Optimizing etcd on Slow Disks in Kubernetes
In Kubernetes, etcd is the central database that stores the entire cluster state.
If etcd runs on slow disks, you might notice performance issues: API requests slow down, pods take longer to schedule, and sometimes the cluster feels “laggy.”
Why etcd Struggles on Slow Disks
etcd is very I/O-intensive. Each write goes to disk to guarantee consistency.
On spinning HDDs or cheap cloud disks with poor IOPS, etcd can quickly become a bottleneck.
Typical symptoms:
- Slow
kubectl
responses - Pods stuck in
Pending
- Increased API server latency
- High disk usage in
/var/lib/etcd
Running Defragmentation
etcd keeps a history of changes (MVCC). Over time, the database grows, even if old keys are deleted.
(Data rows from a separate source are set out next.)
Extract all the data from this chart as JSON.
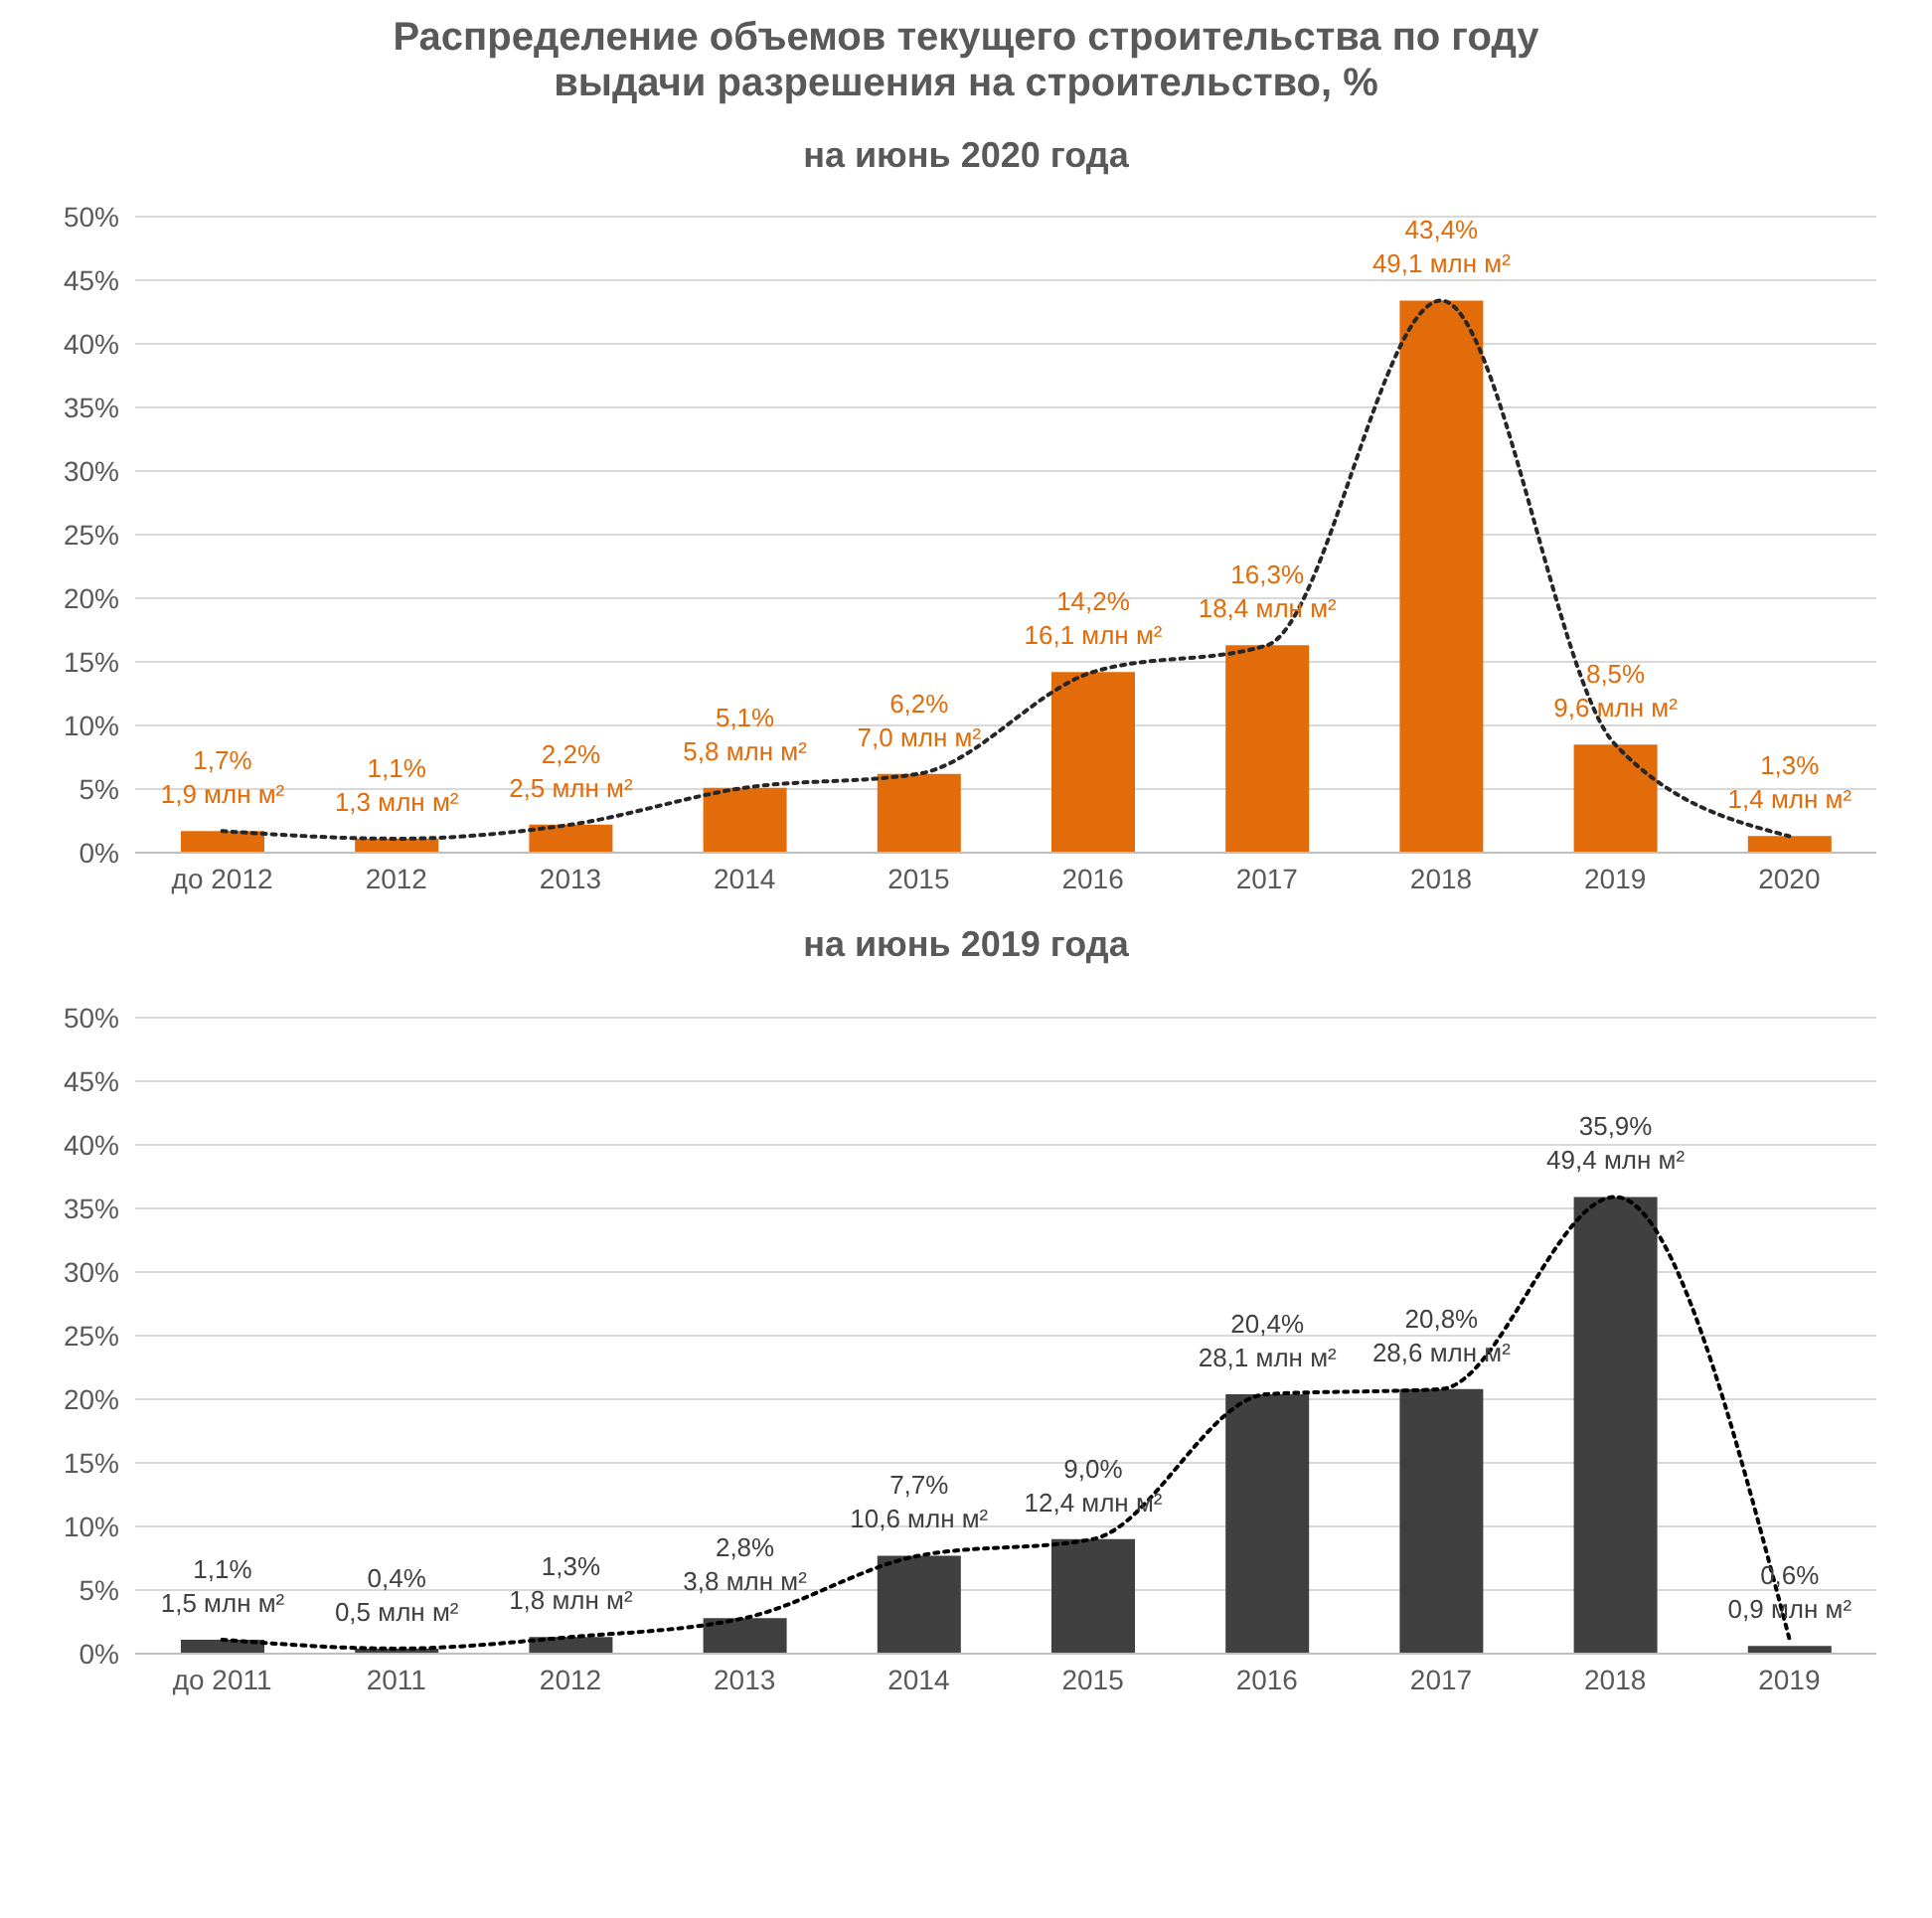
{
  "chart_data": [
    {
      "type": "bar",
      "title": "Распределение объемов текущего строительства по году выдачи разрешения на строительство, %",
      "subtitle": "на июнь 2020 года",
      "categories": [
        "до 2012",
        "2012",
        "2013",
        "2014",
        "2015",
        "2016",
        "2017",
        "2018",
        "2019",
        "2020"
      ],
      "series": [
        {
          "color": "#e36c0a",
          "values": [
            1.7,
            1.1,
            2.2,
            5.1,
            6.2,
            14.2,
            16.3,
            43.4,
            8.5,
            1.3
          ],
          "value_labels": [
            "1,7%\n1,9 млн м²",
            "1,1%\n1,3 млн м²",
            "2,2%\n2,5 млн м²",
            "5,1%\n5,8 млн м²",
            "6,2%\n7,0 млн м²",
            "14,2%\n16,1 млн м²",
            "16,3%\n18,4 млн м²",
            "43,4%\n49,1 млн м²",
            "8,5%\n9,6 млн м²",
            "1,3%\n1,4 млн м²"
          ]
        },
        {
          "type": "line",
          "color": "#262626",
          "line_style": "dotted",
          "marker": "none",
          "values": [
            1.7,
            1.1,
            2.2,
            5.1,
            6.2,
            14.2,
            16.3,
            43.4,
            8.5,
            1.3
          ]
        }
      ],
      "ylim": [
        0,
        50
      ],
      "yticks": [
        {
          "value": 0,
          "label": "0%"
        },
        {
          "value": 5,
          "label": "5%"
        },
        {
          "value": 10,
          "label": "10%"
        },
        {
          "value": 15,
          "label": "15%"
        },
        {
          "value": 20,
          "label": "20%"
        },
        {
          "value": 25,
          "label": "25%"
        },
        {
          "value": 30,
          "label": "30%"
        },
        {
          "value": 35,
          "label": "35%"
        },
        {
          "value": 40,
          "label": "40%"
        },
        {
          "value": 45,
          "label": "45%"
        },
        {
          "value": 50,
          "label": "50%"
        }
      ],
      "grid": "y",
      "legend": false
    },
    {
      "type": "bar",
      "title": "на июнь 2019 года",
      "categories": [
        "до 2011",
        "2011",
        "2012",
        "2013",
        "2014",
        "2015",
        "2016",
        "2017",
        "2018",
        "2019"
      ],
      "series": [
        {
          "color": "#404040",
          "values": [
            1.1,
            0.4,
            1.3,
            2.8,
            7.7,
            9.0,
            20.4,
            20.8,
            35.9,
            0.6
          ],
          "value_labels": [
            "1,1%\n1,5 млн м²",
            "0,4%\n0,5 млн м²",
            "1,3%\n1,8 млн м²",
            "2,8%\n3,8 млн м²",
            "7,7%\n10,6 млн м²",
            "9,0%\n12,4 млн м²",
            "20,4%\n28,1 млн м²",
            "20,8%\n28,6 млн м²",
            "35,9%\n49,4 млн м²",
            "0,6%\n0,9 млн м²"
          ]
        },
        {
          "type": "line",
          "color": "#000000",
          "line_style": "dotted",
          "marker": "none",
          "values": [
            1.1,
            0.4,
            1.3,
            2.8,
            7.7,
            9.0,
            20.4,
            20.8,
            35.9,
            1.2
          ]
        }
      ],
      "ylim": [
        0,
        50
      ],
      "yticks": [
        {
          "value": 0,
          "label": "0%"
        },
        {
          "value": 5,
          "label": "5%"
        },
        {
          "value": 10,
          "label": "10%"
        },
        {
          "value": 15,
          "label": "15%"
        },
        {
          "value": 20,
          "label": "20%"
        },
        {
          "value": 25,
          "label": "25%"
        },
        {
          "value": 30,
          "label": "30%"
        },
        {
          "value": 35,
          "label": "35%"
        },
        {
          "value": 40,
          "label": "40%"
        },
        {
          "value": 45,
          "label": "45%"
        },
        {
          "value": 50,
          "label": "50%"
        }
      ],
      "grid": "y",
      "legend": false
    }
  ]
}
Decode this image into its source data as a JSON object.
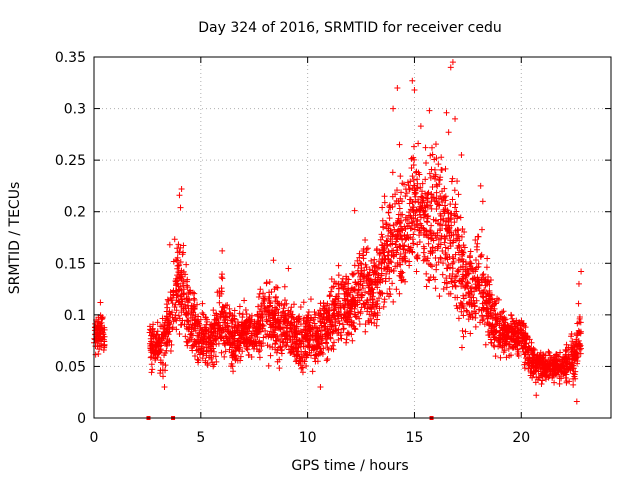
{
  "chart_data": {
    "type": "scatter",
    "title": "Day 324 of 2016, SRMTID for receiver cedu",
    "xlabel": "GPS time / hours",
    "ylabel": "SRMTID / TECUs",
    "xlim": [
      0,
      24.2
    ],
    "ylim": [
      0,
      0.35
    ],
    "xticks": [
      0,
      5,
      10,
      15,
      20
    ],
    "xtick_labels": [
      "0",
      "5",
      "10",
      "15",
      "20"
    ],
    "yticks": [
      0,
      0.05,
      0.1,
      0.15,
      0.2,
      0.25,
      0.3,
      0.35
    ],
    "ytick_labels": [
      "0",
      "0.05",
      "0.1",
      "0.15",
      "0.2",
      "0.25",
      "0.3",
      "0.35"
    ],
    "grid": true,
    "colors": {
      "series": "#ff0000",
      "grid": "#b0b0b0",
      "axis": "#000000"
    },
    "gap_markers": [
      2.55,
      3.7,
      15.8
    ],
    "envelope": [
      [
        0.0,
        0.06,
        0.1
      ],
      [
        0.5,
        0.055,
        0.11
      ],
      [
        2.6,
        0.04,
        0.1
      ],
      [
        3.2,
        0.03,
        0.1
      ],
      [
        3.6,
        0.05,
        0.16
      ],
      [
        4.0,
        0.06,
        0.21
      ],
      [
        4.5,
        0.05,
        0.14
      ],
      [
        5.0,
        0.04,
        0.12
      ],
      [
        5.5,
        0.04,
        0.11
      ],
      [
        6.0,
        0.05,
        0.15
      ],
      [
        6.5,
        0.04,
        0.11
      ],
      [
        7.0,
        0.05,
        0.12
      ],
      [
        7.5,
        0.05,
        0.11
      ],
      [
        8.0,
        0.05,
        0.15
      ],
      [
        8.5,
        0.04,
        0.14
      ],
      [
        9.0,
        0.04,
        0.13
      ],
      [
        9.5,
        0.04,
        0.12
      ],
      [
        10.0,
        0.03,
        0.12
      ],
      [
        10.5,
        0.04,
        0.12
      ],
      [
        11.0,
        0.05,
        0.14
      ],
      [
        11.5,
        0.06,
        0.16
      ],
      [
        12.0,
        0.06,
        0.16
      ],
      [
        12.5,
        0.07,
        0.19
      ],
      [
        13.0,
        0.07,
        0.17
      ],
      [
        13.5,
        0.08,
        0.22
      ],
      [
        14.0,
        0.09,
        0.27
      ],
      [
        14.5,
        0.1,
        0.25
      ],
      [
        15.0,
        0.12,
        0.3
      ],
      [
        15.5,
        0.11,
        0.27
      ],
      [
        16.0,
        0.1,
        0.29
      ],
      [
        16.5,
        0.09,
        0.26
      ],
      [
        17.0,
        0.06,
        0.25
      ],
      [
        17.5,
        0.06,
        0.18
      ],
      [
        18.0,
        0.07,
        0.21
      ],
      [
        18.5,
        0.06,
        0.15
      ],
      [
        19.0,
        0.05,
        0.12
      ],
      [
        19.5,
        0.05,
        0.11
      ],
      [
        20.0,
        0.05,
        0.11
      ],
      [
        20.5,
        0.03,
        0.08
      ],
      [
        21.0,
        0.03,
        0.07
      ],
      [
        21.5,
        0.03,
        0.07
      ],
      [
        22.0,
        0.03,
        0.07
      ],
      [
        22.5,
        0.02,
        0.1
      ],
      [
        22.8,
        0.03,
        0.14
      ]
    ],
    "notable_points": [
      [
        0.0,
        0.073
      ],
      [
        0.1,
        0.095
      ],
      [
        0.3,
        0.112
      ],
      [
        0.2,
        0.062
      ],
      [
        3.55,
        0.168
      ],
      [
        4.1,
        0.222
      ],
      [
        4.0,
        0.216
      ],
      [
        4.05,
        0.204
      ],
      [
        6.0,
        0.162
      ],
      [
        8.4,
        0.153
      ],
      [
        9.1,
        0.145
      ],
      [
        12.2,
        0.201
      ],
      [
        13.6,
        0.215
      ],
      [
        14.2,
        0.32
      ],
      [
        14.0,
        0.3
      ],
      [
        14.3,
        0.265
      ],
      [
        14.9,
        0.327
      ],
      [
        15.0,
        0.318
      ],
      [
        15.3,
        0.283
      ],
      [
        15.7,
        0.298
      ],
      [
        16.5,
        0.296
      ],
      [
        16.6,
        0.277
      ],
      [
        16.8,
        0.345
      ],
      [
        16.7,
        0.34
      ],
      [
        16.9,
        0.29
      ],
      [
        17.2,
        0.255
      ],
      [
        18.1,
        0.225
      ],
      [
        18.2,
        0.21
      ],
      [
        22.8,
        0.142
      ],
      [
        22.7,
        0.13
      ],
      [
        22.6,
        0.016
      ],
      [
        20.7,
        0.022
      ],
      [
        10.6,
        0.03
      ],
      [
        3.3,
        0.03
      ]
    ]
  }
}
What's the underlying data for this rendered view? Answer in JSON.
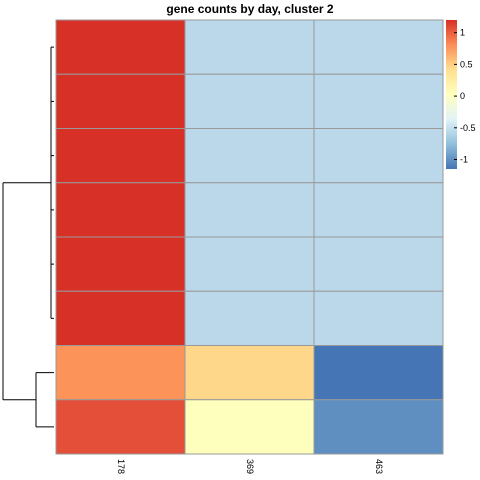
{
  "chart_data": {
    "type": "heatmap",
    "title": "gene counts by day, cluster 2",
    "columns": [
      "178",
      "369",
      "463"
    ],
    "rows": 8,
    "values": [
      [
        1.15,
        -0.58,
        -0.58
      ],
      [
        1.15,
        -0.58,
        -0.58
      ],
      [
        1.15,
        -0.58,
        -0.58
      ],
      [
        1.15,
        -0.58,
        -0.58
      ],
      [
        1.15,
        -0.58,
        -0.58
      ],
      [
        1.15,
        -0.58,
        -0.58
      ],
      [
        0.65,
        0.35,
        -1.0
      ],
      [
        0.9,
        0.1,
        -0.85
      ]
    ],
    "cell_colors": [
      [
        "#d73027",
        "#bad8e9",
        "#bad8e9"
      ],
      [
        "#d73027",
        "#bad8e9",
        "#bad8e9"
      ],
      [
        "#d73027",
        "#bad8e9",
        "#bad8e9"
      ],
      [
        "#d73027",
        "#bad8e9",
        "#bad8e9"
      ],
      [
        "#d73027",
        "#bad8e9",
        "#bad8e9"
      ],
      [
        "#d73027",
        "#bad8e9",
        "#bad8e9"
      ],
      [
        "#fc9459",
        "#fed78a",
        "#4575b4"
      ],
      [
        "#e34f39",
        "#fefebd",
        "#5f8fc1"
      ]
    ],
    "legend": {
      "ticks": [
        "1",
        "0.5",
        "0",
        "-0.5",
        "-1"
      ],
      "tick_values": [
        1,
        0.5,
        0,
        -0.5,
        -1
      ],
      "range": [
        -1.15,
        1.2
      ],
      "colors": [
        "#4575b4",
        "#91bfdb",
        "#e0f3f8",
        "#ffffbf",
        "#fee090",
        "#fc8d59",
        "#d73027"
      ]
    },
    "dendrogram": {
      "side": "row",
      "merges": [
        [
          0,
          1
        ],
        [
          2,
          3
        ],
        [
          4,
          5
        ],
        [
          6,
          7
        ]
      ]
    },
    "grid_color": "#999999"
  }
}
This is why etcd provides defrag, which compacts the storage.
Example:
ETCDCTL_API=3 etcdctl --endpoints=https://127.0.0.1:2379 \
--cert=/etc/kubernetes/pki/etcd/server.crt \
--key=/etc/kubernetes/pki/etcd/server.key \
--cacert=/etc/kubernetes/pki/etcd/ca.crt \
defrag
Best Practices for Slow Disks
- Defragment regularly – prevents DB bloat.
- Enable quotas – set –quota-backend-bytes to control etcd database size.
- Move etcd to faster disks if possible (SSD/NVMe).
- Monitor latency – use metrics (etcd_disk_wal_fsync_duration_seconds).
- Avoid running etcd with noisy neighbors – dedicate resources.
Conclusion
Running etcd on slow disks is risky, but with proper defragmentation, quotas, and monitoring, you can keep the cluster responsive. If your cluster is critical, always prefer fast SSD storage for etcd.